Untersuchungshaft auch für Unschuldige

Zugegeben, in Untersuchungshaft befinden sich per definitionem nur Unschuldige bzw. eben als unschuldig geltende Personen. Nun können aber auch tatsächlich Unschuldige inhaftiert werden.

Das Bundesgericht hatte die Haftbeschwerde eines Mannes zu prüfen, der bei einem Suizidversuch mit einem Auto einen anderen Automobilisten tödlich verletzt hatte. Er selbst überlebte schwer verletzt und wurde nach der Spitalentlassung in Untersuchungshaft genommen. Ein Gutachten attestiert ihm nun aber fehlende Schuldfähigkeit. Eine freiheitsentziehende Massnahme wird nicht empfohlen.

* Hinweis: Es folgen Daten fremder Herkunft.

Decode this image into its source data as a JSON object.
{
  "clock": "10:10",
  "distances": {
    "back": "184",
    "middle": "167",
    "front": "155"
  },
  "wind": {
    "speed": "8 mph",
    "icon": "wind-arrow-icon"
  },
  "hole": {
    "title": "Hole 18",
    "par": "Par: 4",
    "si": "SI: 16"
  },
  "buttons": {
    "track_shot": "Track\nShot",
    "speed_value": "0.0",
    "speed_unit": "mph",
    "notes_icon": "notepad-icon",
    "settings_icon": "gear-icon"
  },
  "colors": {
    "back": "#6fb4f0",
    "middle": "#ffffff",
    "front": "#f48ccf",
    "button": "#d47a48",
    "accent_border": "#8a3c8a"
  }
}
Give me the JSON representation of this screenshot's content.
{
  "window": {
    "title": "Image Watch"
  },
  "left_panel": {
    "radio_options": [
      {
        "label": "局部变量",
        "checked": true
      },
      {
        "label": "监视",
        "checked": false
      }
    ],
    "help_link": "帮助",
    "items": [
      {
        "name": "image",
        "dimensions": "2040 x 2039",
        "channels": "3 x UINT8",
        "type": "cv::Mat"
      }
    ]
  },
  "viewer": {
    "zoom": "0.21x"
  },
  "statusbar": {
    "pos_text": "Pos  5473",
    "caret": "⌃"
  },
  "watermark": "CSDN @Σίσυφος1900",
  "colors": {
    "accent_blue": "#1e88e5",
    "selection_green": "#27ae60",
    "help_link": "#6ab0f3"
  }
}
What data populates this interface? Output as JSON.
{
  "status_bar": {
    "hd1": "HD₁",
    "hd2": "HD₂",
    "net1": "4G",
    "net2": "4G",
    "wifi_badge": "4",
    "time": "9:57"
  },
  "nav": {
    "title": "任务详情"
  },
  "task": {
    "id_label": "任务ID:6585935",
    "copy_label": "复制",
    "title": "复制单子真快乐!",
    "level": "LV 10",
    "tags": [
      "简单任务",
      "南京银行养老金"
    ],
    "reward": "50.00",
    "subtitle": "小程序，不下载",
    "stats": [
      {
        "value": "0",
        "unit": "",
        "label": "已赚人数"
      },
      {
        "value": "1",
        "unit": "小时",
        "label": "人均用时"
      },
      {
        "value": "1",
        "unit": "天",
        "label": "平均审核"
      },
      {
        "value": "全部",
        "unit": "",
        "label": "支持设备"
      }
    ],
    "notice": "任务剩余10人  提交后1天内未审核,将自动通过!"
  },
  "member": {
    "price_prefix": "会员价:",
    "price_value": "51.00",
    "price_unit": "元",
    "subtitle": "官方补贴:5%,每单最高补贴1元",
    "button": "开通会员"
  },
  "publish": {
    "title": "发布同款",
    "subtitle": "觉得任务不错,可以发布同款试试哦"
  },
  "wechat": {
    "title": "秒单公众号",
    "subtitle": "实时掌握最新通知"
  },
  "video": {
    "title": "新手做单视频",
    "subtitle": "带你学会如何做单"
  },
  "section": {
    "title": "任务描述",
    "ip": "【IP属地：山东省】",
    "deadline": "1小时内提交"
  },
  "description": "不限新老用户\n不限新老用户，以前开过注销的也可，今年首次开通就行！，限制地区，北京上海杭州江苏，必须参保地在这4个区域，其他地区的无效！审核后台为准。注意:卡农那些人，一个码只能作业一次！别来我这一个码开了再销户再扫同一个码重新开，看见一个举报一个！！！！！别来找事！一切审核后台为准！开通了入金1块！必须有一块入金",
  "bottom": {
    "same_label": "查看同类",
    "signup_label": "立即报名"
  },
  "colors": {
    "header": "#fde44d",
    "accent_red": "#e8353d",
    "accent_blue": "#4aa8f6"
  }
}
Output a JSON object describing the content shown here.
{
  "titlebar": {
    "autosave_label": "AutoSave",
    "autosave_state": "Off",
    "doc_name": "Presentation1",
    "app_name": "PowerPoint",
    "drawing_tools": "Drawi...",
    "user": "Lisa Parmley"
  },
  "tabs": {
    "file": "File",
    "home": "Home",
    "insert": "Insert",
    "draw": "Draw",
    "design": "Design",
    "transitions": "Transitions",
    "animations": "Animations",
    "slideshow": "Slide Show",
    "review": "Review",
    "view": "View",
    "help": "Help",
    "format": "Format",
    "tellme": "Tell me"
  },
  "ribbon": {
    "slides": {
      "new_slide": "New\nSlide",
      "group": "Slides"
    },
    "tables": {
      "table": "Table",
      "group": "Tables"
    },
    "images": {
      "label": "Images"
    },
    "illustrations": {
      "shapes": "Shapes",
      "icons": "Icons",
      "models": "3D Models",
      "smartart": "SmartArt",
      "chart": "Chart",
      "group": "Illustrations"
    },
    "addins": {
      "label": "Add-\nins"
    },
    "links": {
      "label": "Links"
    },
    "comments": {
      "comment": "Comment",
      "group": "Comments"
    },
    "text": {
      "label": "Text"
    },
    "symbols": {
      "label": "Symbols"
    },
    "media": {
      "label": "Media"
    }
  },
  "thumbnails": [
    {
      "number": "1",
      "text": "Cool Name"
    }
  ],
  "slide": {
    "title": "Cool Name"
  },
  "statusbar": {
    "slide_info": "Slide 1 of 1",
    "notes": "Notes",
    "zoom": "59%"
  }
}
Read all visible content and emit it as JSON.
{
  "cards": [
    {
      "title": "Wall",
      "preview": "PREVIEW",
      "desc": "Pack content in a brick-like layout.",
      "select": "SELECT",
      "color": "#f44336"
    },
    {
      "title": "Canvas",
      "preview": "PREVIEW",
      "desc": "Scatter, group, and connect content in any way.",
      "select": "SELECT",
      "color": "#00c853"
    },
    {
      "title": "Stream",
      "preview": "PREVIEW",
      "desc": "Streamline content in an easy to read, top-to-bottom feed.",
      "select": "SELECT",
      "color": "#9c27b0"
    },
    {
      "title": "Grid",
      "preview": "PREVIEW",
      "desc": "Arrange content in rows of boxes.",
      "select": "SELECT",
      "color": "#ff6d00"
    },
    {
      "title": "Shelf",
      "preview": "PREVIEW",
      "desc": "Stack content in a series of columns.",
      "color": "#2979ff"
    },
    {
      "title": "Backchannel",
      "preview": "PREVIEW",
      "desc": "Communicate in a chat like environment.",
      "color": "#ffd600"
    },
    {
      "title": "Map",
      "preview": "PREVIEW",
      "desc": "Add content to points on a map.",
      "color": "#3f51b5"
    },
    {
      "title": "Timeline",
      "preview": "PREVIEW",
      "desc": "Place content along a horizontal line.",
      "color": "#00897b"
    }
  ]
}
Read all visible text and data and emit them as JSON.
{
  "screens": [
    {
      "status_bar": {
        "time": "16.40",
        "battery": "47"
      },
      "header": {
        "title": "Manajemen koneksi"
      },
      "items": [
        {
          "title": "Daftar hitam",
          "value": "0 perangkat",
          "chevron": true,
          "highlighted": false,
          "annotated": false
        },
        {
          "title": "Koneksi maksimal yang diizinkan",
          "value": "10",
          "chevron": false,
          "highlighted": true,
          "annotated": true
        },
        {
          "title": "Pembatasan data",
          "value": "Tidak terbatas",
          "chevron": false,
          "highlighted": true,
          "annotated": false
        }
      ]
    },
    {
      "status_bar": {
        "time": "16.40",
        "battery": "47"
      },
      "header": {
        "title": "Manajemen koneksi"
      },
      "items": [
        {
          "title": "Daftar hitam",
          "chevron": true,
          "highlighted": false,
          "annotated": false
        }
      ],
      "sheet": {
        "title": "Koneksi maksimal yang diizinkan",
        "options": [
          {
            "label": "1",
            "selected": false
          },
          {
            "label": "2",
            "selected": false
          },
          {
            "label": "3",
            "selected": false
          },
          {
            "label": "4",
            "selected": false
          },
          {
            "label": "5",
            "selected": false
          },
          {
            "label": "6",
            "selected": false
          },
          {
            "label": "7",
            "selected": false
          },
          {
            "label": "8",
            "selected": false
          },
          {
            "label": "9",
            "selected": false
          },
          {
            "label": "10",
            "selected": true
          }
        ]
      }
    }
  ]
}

Das ändert nach einem neuen, zur Publikation in der AS vorgesehenen Urteil des Bundesgerichts nichts daran, dass der Mann, der bereits fast zwei Jahre in Untersuchungshaft sitzt, weiterhin inhaftiert bleibt (BGE 1B_322/2017 vom 24.08.2017).

Dass Massnahmen auch gegen Schuldunfähige verfügt werden können, begründet das Bundesgericht wie folgt:

Gemäss dem schweizerischen Sanktionenrecht kommt eine freiheitsentziehende Strafe oder Massnahme ungeachtet einer (vom Sachrichter zu prüfenden) vollständigen oder teilweisen Schuldunfähigkeit (Art. 19 StGB) in Betracht: Die Höhe der vom Sachrichter festgestellten strafrechtlichen Schuld wirkt sich auf das Strafmass aus (Art. 47 StGB). Selbst bei vollständig fehlender Schuldfähigkeit ist die gerichtliche Anordnung einer (stationären) Massnahme nicht ausgeschlossen (Art. 19 Abs. 3 i.V.m. Art. 59-60 StGB; s.a. Art. 19 Abs. 4 und Art. 263 StGB). Daher kann Untersuchungs- und Sicherheitshaft selbst dann zulässig sein, wenn die Aussicht besteht, dass der Beschuldigte von Schuld und Strafe freigesprochen werden könnte. Das Gesetz sieht denn auch insbesondere den vorzeitigen stationären Massnahmenvollzug (Art. 236 StPO) als zulässige strafprozessuale Haftart ausdrücklich vor (E. 2.2).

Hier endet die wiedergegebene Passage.